Now, we can submit our testing dataset and we should get an output of whether than individual survived (value of 1) or perished (value of 0).


survived = knn.predict(test_data)

Add the survival column generated above back to the dataset and the passenger ids. This will show whether each individual in the testing dataset would have survived or not but obviously this would just be an prediction.


test_data['PassengerId'] = test_ids
test_data['Survived'] = survived

Now, as per the Kaggle competition requirements, we would only keep two columns. These are the 'PassengerIds' and the 'Survived' column so in that case we would have to drop all the other columns. Thus, the results can now be converted back to csv format and submitted to the Kaggle competition.


columns_to_drop = ['Pclass', 'Sex', 'Age']
drop_cols(test_data, columns_to_drop)
test_data.to_csv('predict_survival.csv', index=False)

Complete Python Code:


# import statements
import pandas as pd
from sklearn.model_selection import train_test_split
from sklearn.neighbors import KNeighborsClassifier

# SettingWithCopyWarning warning removed
# Because we want to modify the original dataframe
pd.options.mode.chained_assignment = None

def import_csv(file):
    return pd.read_csv(file)

def drop_cols(df, cols_to_drop):
    return df.drop(columns=columns_to_drop, inplace=True)

if __name__ == "__main__":
    # fetch training and testing datasets
    train_data = import_csv('train.csv')
    test_data = import_csv('test.csv')
    
    # drop unwanted columns
    # save the ids in the test_data as not a necessary feature but will be required back later
    columns_to_drop = ['PassengerId', 'Name','Ticket','Fare','Embarked', 'SibSp', 'Parch', 'Cabin']
    drop_cols(train_data, columns_to_drop)
    test_ids = test_data['PassengerId']
    drop_cols(test_data, columns_to_drop)
    
    # get the average age and set the NaN age values to the average
    train_avg = train_data['Age'].mean()
    train_data.fillna({'Age': train_avg}, inplace=True)

    test_age = test_data['Age'].mean()
    test_data.fillna({'Age': test_age}, inplace=True)
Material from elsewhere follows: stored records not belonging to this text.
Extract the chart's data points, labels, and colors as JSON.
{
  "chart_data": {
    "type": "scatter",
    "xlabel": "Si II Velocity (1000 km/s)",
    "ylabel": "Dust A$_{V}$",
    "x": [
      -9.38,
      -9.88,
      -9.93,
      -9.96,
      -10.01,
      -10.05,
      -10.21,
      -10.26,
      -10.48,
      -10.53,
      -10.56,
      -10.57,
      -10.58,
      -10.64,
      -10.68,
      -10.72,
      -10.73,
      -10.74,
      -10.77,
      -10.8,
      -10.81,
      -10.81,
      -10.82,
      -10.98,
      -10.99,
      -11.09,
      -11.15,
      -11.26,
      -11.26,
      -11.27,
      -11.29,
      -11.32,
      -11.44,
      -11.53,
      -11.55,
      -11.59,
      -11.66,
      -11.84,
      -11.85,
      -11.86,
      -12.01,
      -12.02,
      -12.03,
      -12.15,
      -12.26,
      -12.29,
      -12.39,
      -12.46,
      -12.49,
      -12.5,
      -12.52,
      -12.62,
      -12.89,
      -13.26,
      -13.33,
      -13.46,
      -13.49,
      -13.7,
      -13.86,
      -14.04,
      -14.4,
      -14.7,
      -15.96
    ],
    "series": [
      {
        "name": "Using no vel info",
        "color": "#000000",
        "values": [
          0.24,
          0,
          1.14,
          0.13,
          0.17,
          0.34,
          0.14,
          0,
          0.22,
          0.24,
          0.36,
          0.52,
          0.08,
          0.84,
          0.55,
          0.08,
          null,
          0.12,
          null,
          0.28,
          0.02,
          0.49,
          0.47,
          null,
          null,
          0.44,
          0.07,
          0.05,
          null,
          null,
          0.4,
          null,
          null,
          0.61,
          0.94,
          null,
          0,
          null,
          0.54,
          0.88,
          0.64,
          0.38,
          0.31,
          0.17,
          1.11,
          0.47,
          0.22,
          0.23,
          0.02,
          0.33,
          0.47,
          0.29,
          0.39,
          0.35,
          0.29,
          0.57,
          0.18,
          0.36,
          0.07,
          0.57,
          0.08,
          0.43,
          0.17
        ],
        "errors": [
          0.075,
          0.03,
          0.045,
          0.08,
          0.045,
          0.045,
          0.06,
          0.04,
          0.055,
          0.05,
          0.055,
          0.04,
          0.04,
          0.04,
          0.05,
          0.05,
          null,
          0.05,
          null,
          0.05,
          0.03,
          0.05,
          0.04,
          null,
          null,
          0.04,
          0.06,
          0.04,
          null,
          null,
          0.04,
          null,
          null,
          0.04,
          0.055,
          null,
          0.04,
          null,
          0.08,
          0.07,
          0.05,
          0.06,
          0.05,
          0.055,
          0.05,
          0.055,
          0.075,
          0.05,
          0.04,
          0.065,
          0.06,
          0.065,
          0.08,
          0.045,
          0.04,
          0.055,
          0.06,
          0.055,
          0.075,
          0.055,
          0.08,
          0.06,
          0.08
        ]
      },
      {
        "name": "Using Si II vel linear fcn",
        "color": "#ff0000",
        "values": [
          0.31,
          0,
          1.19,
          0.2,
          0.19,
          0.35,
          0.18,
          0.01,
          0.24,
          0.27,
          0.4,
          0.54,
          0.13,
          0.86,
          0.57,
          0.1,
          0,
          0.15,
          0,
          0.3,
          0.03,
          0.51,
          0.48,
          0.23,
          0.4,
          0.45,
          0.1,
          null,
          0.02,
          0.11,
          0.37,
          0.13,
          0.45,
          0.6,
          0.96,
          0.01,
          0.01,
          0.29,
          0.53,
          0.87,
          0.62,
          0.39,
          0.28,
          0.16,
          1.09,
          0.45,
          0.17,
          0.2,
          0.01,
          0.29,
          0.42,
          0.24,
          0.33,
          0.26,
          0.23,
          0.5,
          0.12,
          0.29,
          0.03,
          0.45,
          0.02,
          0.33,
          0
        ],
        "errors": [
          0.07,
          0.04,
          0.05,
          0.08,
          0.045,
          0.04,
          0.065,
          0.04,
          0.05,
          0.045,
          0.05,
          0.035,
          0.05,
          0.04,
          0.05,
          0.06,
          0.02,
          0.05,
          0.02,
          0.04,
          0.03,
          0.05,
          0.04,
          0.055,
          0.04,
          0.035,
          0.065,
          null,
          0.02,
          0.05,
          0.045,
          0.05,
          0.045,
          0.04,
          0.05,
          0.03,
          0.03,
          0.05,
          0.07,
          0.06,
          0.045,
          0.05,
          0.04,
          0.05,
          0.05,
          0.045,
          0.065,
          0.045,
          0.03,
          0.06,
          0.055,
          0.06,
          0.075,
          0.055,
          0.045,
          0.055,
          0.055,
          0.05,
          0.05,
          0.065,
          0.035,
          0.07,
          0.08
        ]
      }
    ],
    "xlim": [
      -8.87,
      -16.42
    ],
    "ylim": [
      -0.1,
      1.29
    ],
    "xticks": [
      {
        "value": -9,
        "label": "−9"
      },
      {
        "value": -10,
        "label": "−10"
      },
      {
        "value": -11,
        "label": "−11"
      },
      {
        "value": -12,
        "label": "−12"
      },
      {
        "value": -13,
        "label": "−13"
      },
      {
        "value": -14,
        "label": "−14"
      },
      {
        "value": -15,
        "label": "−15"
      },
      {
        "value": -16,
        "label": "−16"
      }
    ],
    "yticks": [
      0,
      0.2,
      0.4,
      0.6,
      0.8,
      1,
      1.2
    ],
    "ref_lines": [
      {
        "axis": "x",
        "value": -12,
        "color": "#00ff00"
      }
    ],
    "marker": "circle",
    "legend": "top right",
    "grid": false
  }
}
    # change Sex values for 'male' and 'female'
    train_data['Sex'].replace({'male': 0, 'female': 1}, inplace=True)
    test_data['Sex'].replace({'male': 0, 'female': 1}, inplace=True)
    
    # prepare the features for the machine learning (k-NN)
    X = train_data.drop('Survived', axis=1) # features
    Y = train_data['Survived'] # training answer
    
    # split dataset into training and testing dataset
    # 70% training and 30% testing
    X_train, X_test, Y_train, Y_test = train_test_split(X, Y, test_size=0.30)
    
    # use the training sets for k-NN
    knn = KNeighborsClassifier(n_neighbors = 2)
    knn.fit(X_train, Y_train)
  
    # predict the people who have survived in the test dataset
    survived = knn.predict(test_data)
    
    # add PassengerId and their predicted survival back to test data
    test_data['PassengerId'] = test_ids
    test_data['Survived'] = survived
    
    # drop the other columns i.e Pclass, Sex, Age and send the rest to a csv file
    columns_to_drop = ['Pclass', 'Sex', 'Age']
    drop_cols(test_data, columns_to_drop)
    test_data.to_csv('predict_survival.csv', index=False)

Kaggle Submission Result

After submitting the 'predict_survival.csv' to Kaggle the accuracy of the code above netted a public score of 0.71770.

Improvements

In order to produce a more accurate result, there should be more tuning of the features of the dataset such as finding family relations, putting more weighting on the wealth of the individuals and also the distance of each cabin to a lifeboat (if possible).

Also, could of added more functions to clean up the code instead of putting everything in the if statement and more clarification of each piece of code through comments if it is still unclear.